Posted on January 4, 2013 by Jeff Cogswell, Geeknet Contributing Editor

nice info. I ran most of the examples from tbb. By the way where can I get the right tutorial for that?

get soon in touch



Hi Jeff,

I'm a C programmer and I only have pthread theoretical knowledge. But I really liked your comments about the reduction of work using TBB rather than pthread. Could you provide some example, please? I'll appreciate that.

Best regards,

Anderson Bestteti

Sandro Alves de Souza
Sandro Alves de Souza

Hello Jeff.
May you tell us what the difference between using TBB library and using another thread libraries like "pthread"?
In my modest opinion, both libraries provide ways to create threads (parallel tasks).
What are the real benefits using TBB library?
Thanks in advance.


@Sandro Alves de Souza 

Hi Sandro, thanks for commenting! POSIX Threads (or pthread) is an older library that has been modernized a bit, but requires a different approach to programming -- you call functions in the pthread library to spawn new threads, passing in pointers of a function. Essentially the difference is that TBB is a higher-level library where you create instances classes that are thread-ready. Assuming pthread can spawn threads on multiple cores (I've heard there are newer versions that can, but I haven't tried it), you would still have to write your own classes from scratch that perform such functions as splitting an array into chunks and executing loops in parallel, and then combining ("reducing") the results into one.

So my experience is that TBB is a much bigger, feature-rich template-based C++ library for targeting multiple cores on today's processors, whereas pthread is for lower-level work and primarily consists of C functions. I imagine you could do most of the same things in pthread, but you would have to write a lot more code.
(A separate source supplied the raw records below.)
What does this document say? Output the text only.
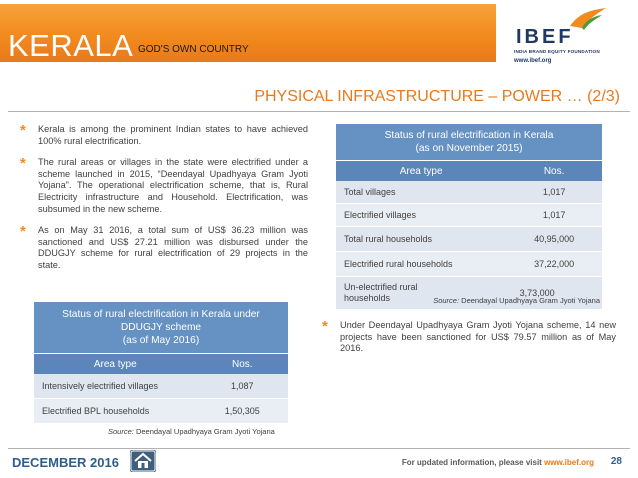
KERALA GOD'S OWN COUNTRY
IBEF
INDIA BRAND EQUITY FOUNDATION
www.ibef.org
PHYSICAL INFRASTRUCTURE – POWER … (2/3)
* Kerala is among the prominent Indian states to have achieved 100% rural electrification.
* The rural areas or villages in the state were electrified under a scheme launched in 2015, “Deendayal Upadhyaya Gram Jyoti Yojana”. The operational electrification scheme, that is, Rural Electricity infrastructure and Household. Electrification, was subsumed in the new scheme.
* As on May 31 2016, a total sum of US$ 36.23 million was sanctioned and US$ 27.21 million was disbursed under the DDUGJY scheme for rural electrification of 29 projects in the state.
Status of rural electrification in Kerala
(as on November 2015)
Area type	Nos.
Total villages	1,017
Electrified villages	1,017
Total rural households	40,95,000
Electrified rural households	37,22,000
Un-electrified rural households	3,73,000
Source: Deendayal Upadhyaya Gram Jyoti Yojana
* Under Deendayal Upadhyaya Gram Jyoti Yojana scheme, 14 new projects have been sanctioned for US$ 79.57 million as of May 2016.
Status of rural electrification in Kerala under
DDUGJY scheme
(as of May 2016)
Area type	Nos.
Intensively electrified villages	1,087
Electrified BPL households	1,50,305
Source: Deendayal Upadhyaya Gram Jyoti Yojana
DECEMBER 2016	For updated information, please visit www.ibef.org 28
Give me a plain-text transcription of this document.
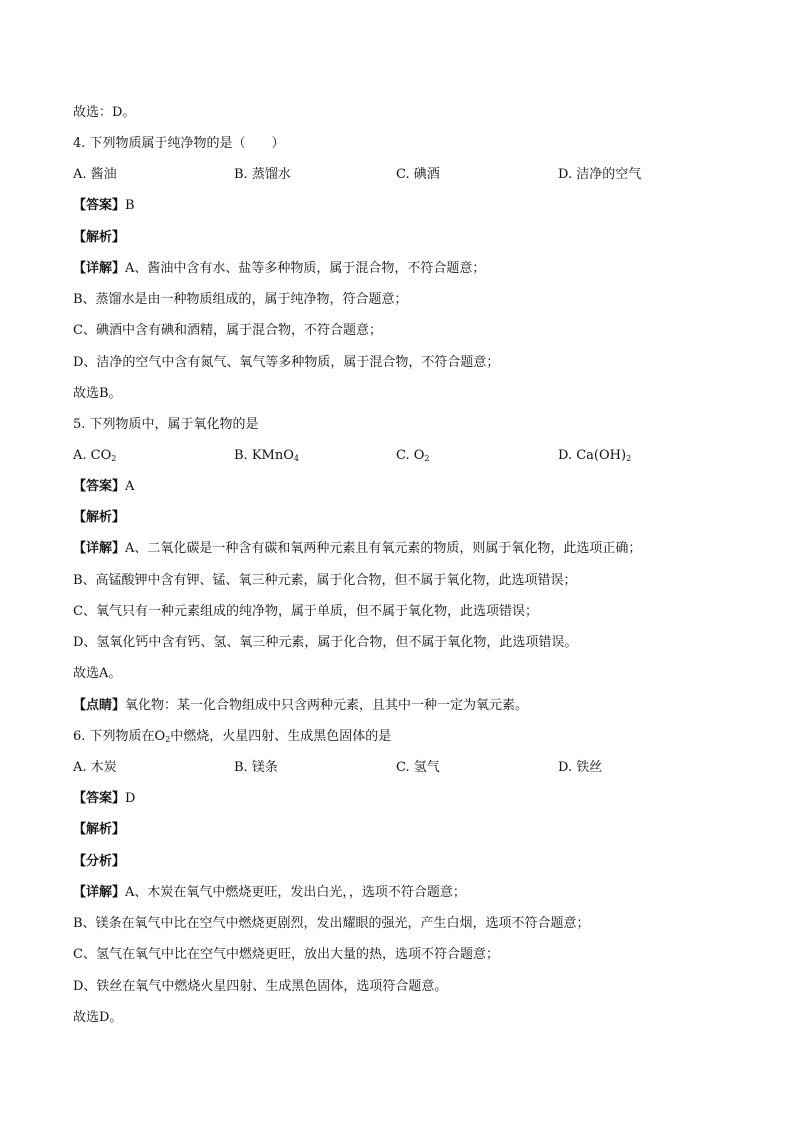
故选：D。
4. 下列物质属于纯净物的是（　　）
A. 酱油	B. 蒸馏水	C. 碘酒	D. 洁净的空气
【答案】B
【解析】
【详解】A、酱油中含有水、盐等多种物质，属于混合物，不符合题意；
B、蒸馏水是由一种物质组成的，属于纯净物，符合题意；
C、碘酒中含有碘和酒精，属于混合物，不符合题意；
D、洁净的空气中含有氮气、氧气等多种物质，属于混合物，不符合题意；
故选B。
5. 下列物质中，属于氧化物的是
A. $CO_2$	B. KMnO$_4$	C. $O_2$	D. $Ca(OH)_2$
【答案】A
【解析】
【详解】A、二氧化碳是一种含有碳和氧两种元素且有氧元素的物质，则属于氧化物，此选项正确；
B、高锰酸钾中含有钾、锰、氧三种元素，属于化合物，但不属于氧化物，此选项错误；
C、氧气只有一种元素组成的纯净物，属于单质，但不属于氧化物，此选项错误；
D、氢氧化钙中含有钙、氢、氧三种元素，属于化合物，但不属于氧化物，此选项错误。
故选A。
【点睛】氧化物：某一化合物组成中只含两种元素，且其中一种一定为氧元素。
6. 下列物质在$O_2$中燃烧，火星四射、生成黑色固体的是
A. 木炭	B. 镁条	C. 氢气	D. 铁丝
【答案】D
【解析】
【分析】
【详解】A、木炭在氧气中燃烧更旺，发出白光，，选项不符合题意；
B、镁条在氧气中比在空气中燃烧更剧烈，发出耀眼的强光，产生白烟，选项不符合题意；
C、氢气在氧气中比在空气中燃烧更旺，放出大量的热，选项不符合题意；
D、铁丝在氧气中燃烧火星四射、生成黑色固体，选项符合题意。
故选D。
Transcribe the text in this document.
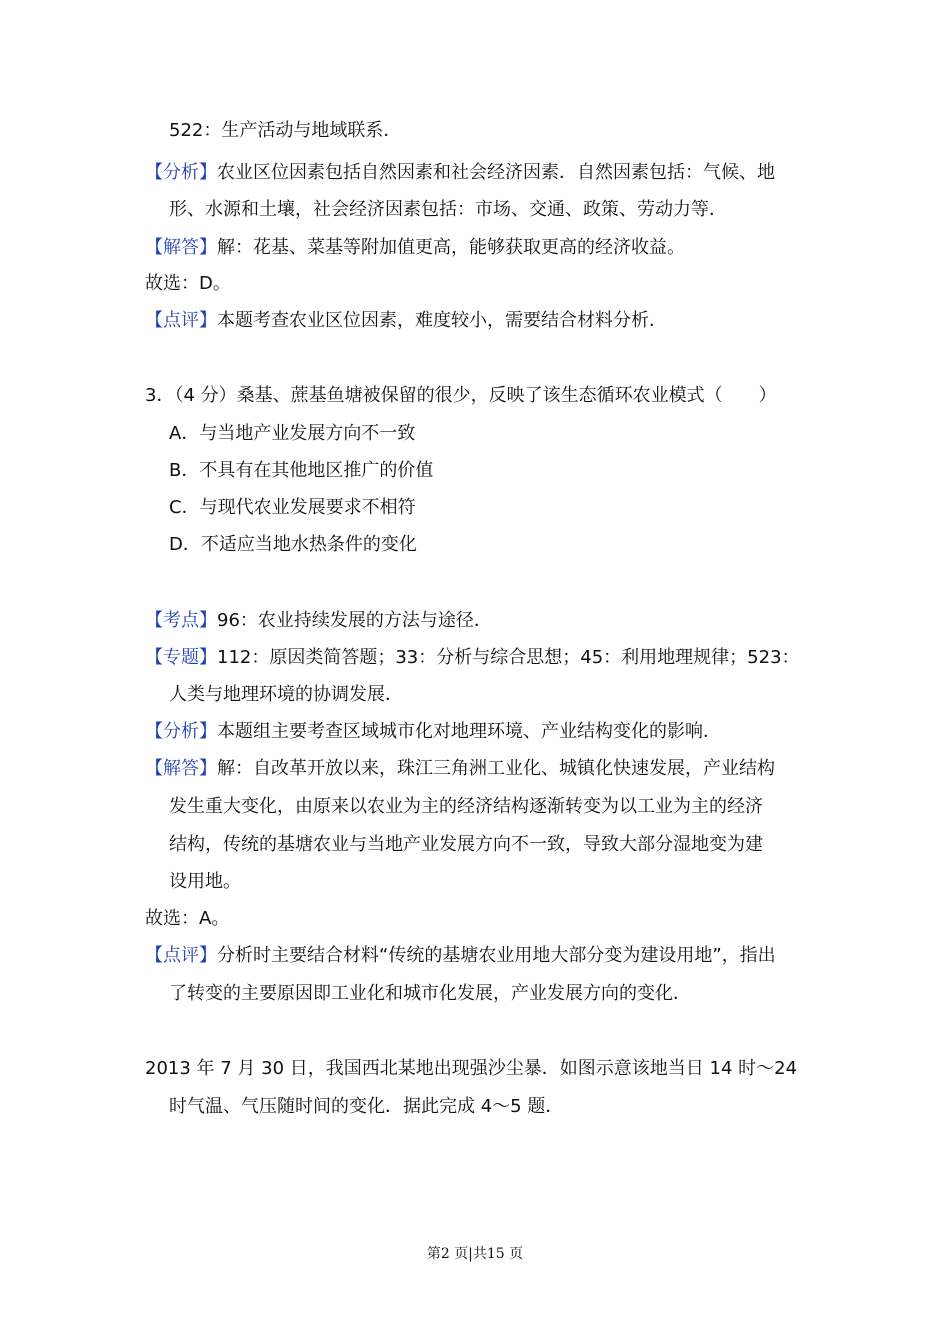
522：生产活动与地域联系．
【分析】农业区位因素包括自然因素和社会经济因素．自然因素包括：气候、地
形、水源和土壤，社会经济因素包括：市场、交通、政策、劳动力等．
【解答】解：花基、菜基等附加值更高，能够获取更高的经济收益。
故选：D。
【点评】本题考查农业区位因素，难度较小，需要结合材料分析．
3．（4 分）桑基、蔗基鱼塘被保留的很少，反映了该生态循环农业模式（　　）
A．与当地产业发展方向不一致
B．不具有在其他地区推广的价值
C．与现代农业发展要求不相符
D．不适应当地水热条件的变化
【考点】96：农业持续发展的方法与途径．
【专题】112：原因类简答题；33：分析与综合思想；45：利用地理规律；523：
人类与地理环境的协调发展．
【分析】本题组主要考查区域城市化对地理环境、产业结构变化的影响．
【解答】解：自改革开放以来，珠江三角洲工业化、城镇化快速发展，产业结构
发生重大变化，由原来以农业为主的经济结构逐渐转变为以工业为主的经济
结构，传统的基塘农业与当地产业发展方向不一致，导致大部分湿地变为建
设用地。
故选：A。
【点评】分析时主要结合材料“传统的基塘农业用地大部分变为建设用地”，指出
了转变的主要原因即工业化和城市化发展，产业发展方向的变化．
2013 年 7 月 30 日，我国西北某地出现强沙尘暴．如图示意该地当日 14 时～24
时气温、气压随时间的变化．据此完成 4～5 题．
第2 页|共15 页
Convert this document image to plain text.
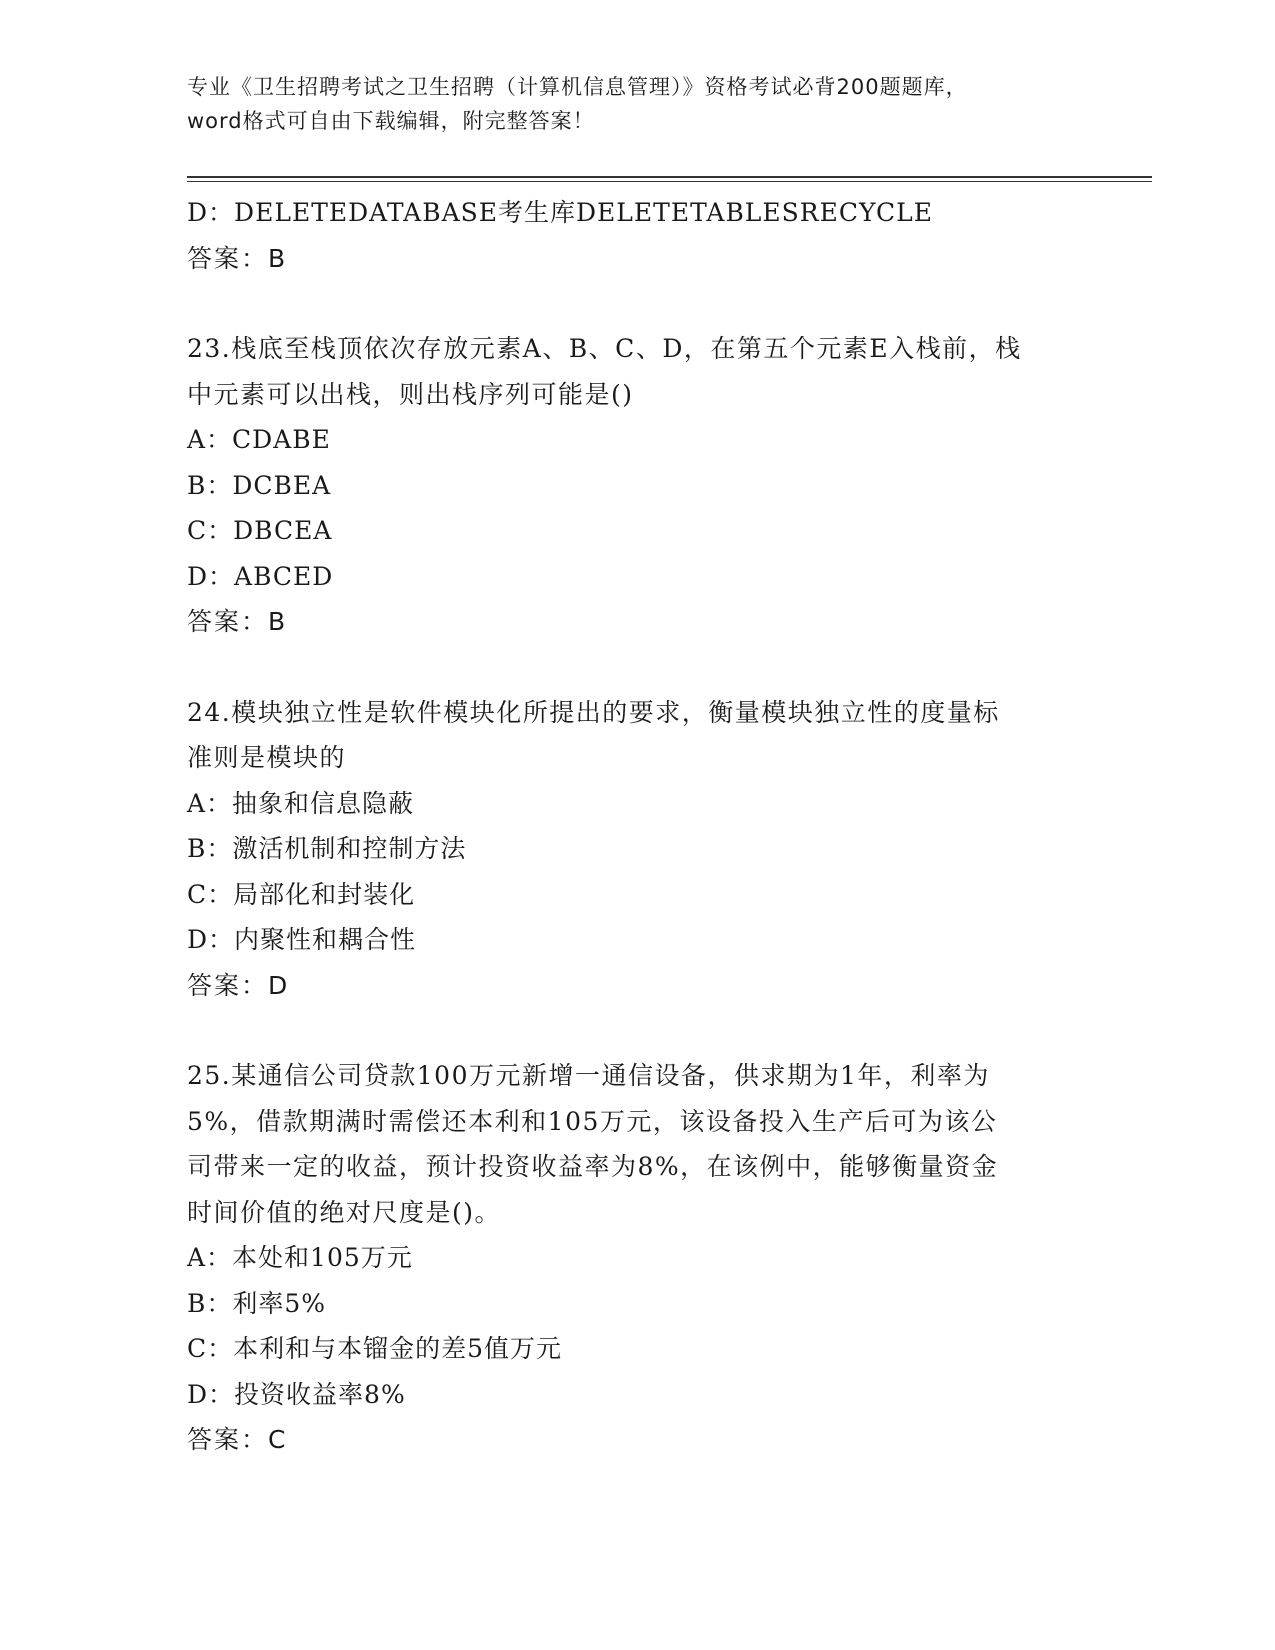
专业《卫生招聘考试之卫生招聘（计算机信息管理）》资格考试必背200题题库，
word格式可自由下载编辑，附完整答案！
D：DELETEDATABASE考生库DELETETABLESRECYCLE
答案：B
23.栈底至栈顶依次存放元素A、B、C、D，在第五个元素E入栈前，栈
中元素可以出栈，则出栈序列可能是()
A：CDABE
B：DCBEA
C：DBCEA
D：ABCED
答案：B
24.模块独立性是软件模块化所提出的要求，衡量模块独立性的度量标
准则是模块的
A：抽象和信息隐蔽
B：激活机制和控制方法
C：局部化和封装化
D：内聚性和耦合性
答案：D
25.某通信公司贷款100万元新增一通信设备，供求期为1年，利率为
5%，借款期满时需偿还本利和105万元，该设备投入生产后可为该公
司带来一定的收益，预计投资收益率为8%，在该例中，能够衡量资金
时间价值的绝对尺度是()。
A：本处和105万元
B：利率5%
C：本利和与本镏金的差5值万元
D：投资收益率8%
答案：C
If there's interest, perhaps this would be a good topic for a future blog.




@jeffcogswell @Sandro Alves de Souza I'm a physicist, not a CStist, but are you saying that pthreads spawned by a particular process cannot be assigned to different cores? Do you mean sockets? I'm not sure about other OSes, but I don't believe that Linux treats threads and processes differently.  So in my (possibly flawed) understanding, they can be executed on whatever core the scheduler places them. I understand that there may be problems with cache sharing that are beyond my current knowledge, but I thought this was a problem of overhead and not preclusion.